A similar, but more difficult attack works against non-recursive entry types. Consider the following tmpfiles.d entry:
d /var/lib/systemd-exploit 0755 mjo mjo
d /var/lib/systemd-exploit/foo 0755 mjo mjo
f /var/lib/systemd-exploit/foo/bar 0755 mjo mjo
After /var/lib/systemd-exploit/foo is created
but before the permissions are adjusted on
/var/lib/systemd-exploit/foo/bar, there is a
short window of opportunity for me to replace foo
with
a symlink to (for example) /etc/env.d. If I'm
fast enough, tmpfiles will open
foo/bar
, following the foo
symlink, and
give me ownership of something sensitive in the
/etc/env.d directory. However, this attack is
more difficult because I can't arbitrary widen my own window of
opportunity with junk files, as was possible with the Z
type entries.
Commit 936f6bdb,
which is present in systemd v239, changes the recursive loop in two
important ways. First, it passes file descriptors—rather than
parent paths—to each successive iteration. That allows the next
iteration to use the
openat()
system call, eliminating the non-terminal
path components from the equation. Second, it ensures that each
“open” call has the
O_NOFOLLOW
and O_PATH
flags to prevent
symlinks from being followed at the current
depth. Note: only the recursive loop was made safe;
the call to open()
the top-level path will still follow
non-terminal symlinks and is vulnerable to the second attack above.

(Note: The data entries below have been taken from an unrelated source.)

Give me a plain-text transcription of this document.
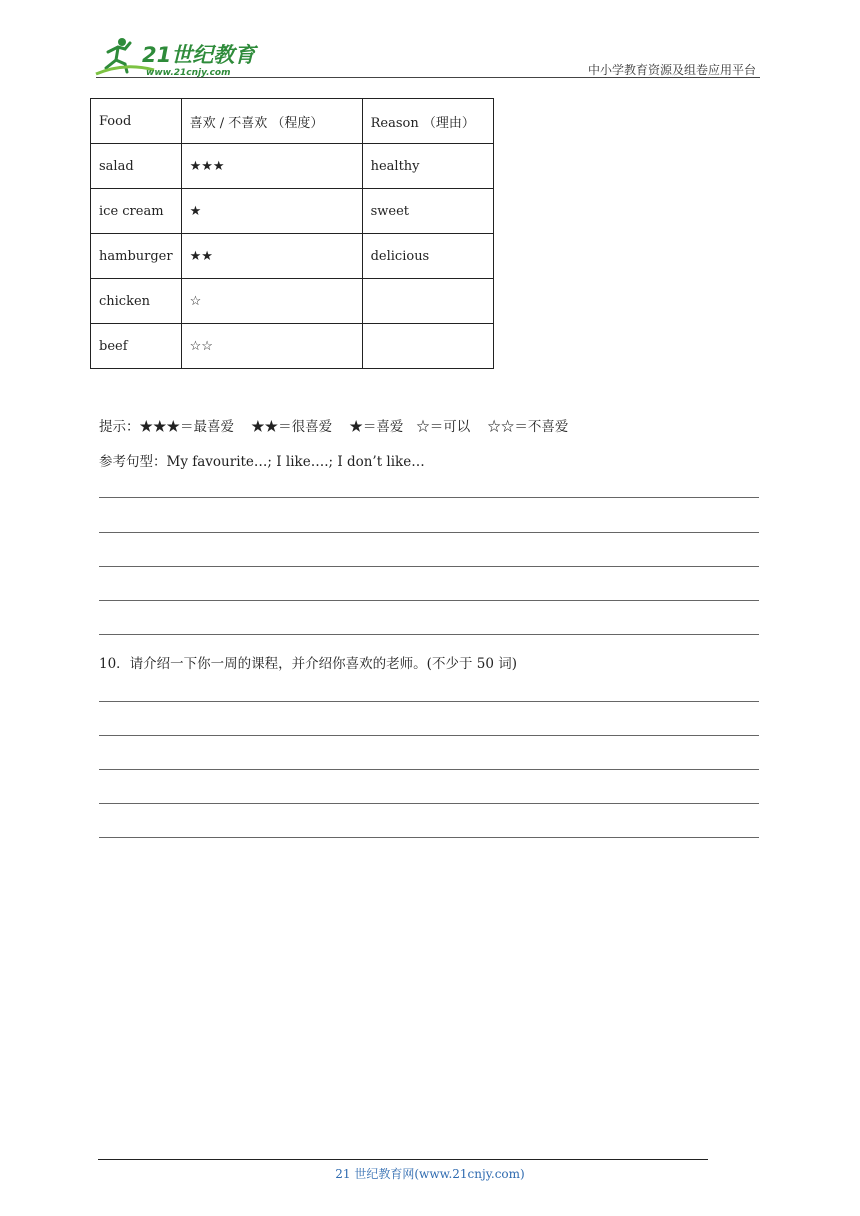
21世纪教育
www.21cnjy.com	中小学教育资源及组卷应用平台
Food	喜欢 / 不喜欢 （程度）	Reason （理由）
salad	★★★	healthy
ice cream	★	sweet
hamburger	★★	delicious
chicken	☆	
beef	☆☆	
提示：★★★＝最喜爱    ★★＝很喜爱    ★＝喜爱   ☆＝可以    ☆☆＝不喜爱
参考句型：My favourite…; I like….; I don’t like…
10．请介绍一下你一周的课程，并介绍你喜欢的老师。(不少于 50 词)
21 世纪教育网(www.21cnjy.com)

The commits in pull request
8822 aim to make everything safe from this type of symlink
attack. As far as tmpfiles is concerned, the main idea is to use the
chase_symlinks()
function in place of the
open()
system call. Since chase_symlinks()
calls openat()
recursively from the root up, it will
never follow a non-terminal symlink. Commit 1f56e4ce
then introduces the CHASE_NOFOLLOW
flag for that
function, preventing it from following terminal
symlinks. In subsequent commits (e.g. addc3e30),
the consumers of chase_symlinks()
were updated to pass
CHASE_NOFOLLOW
to chase_symlinks()
,
preventing them from following any symlinks.
The complete fix is available in systemd v240.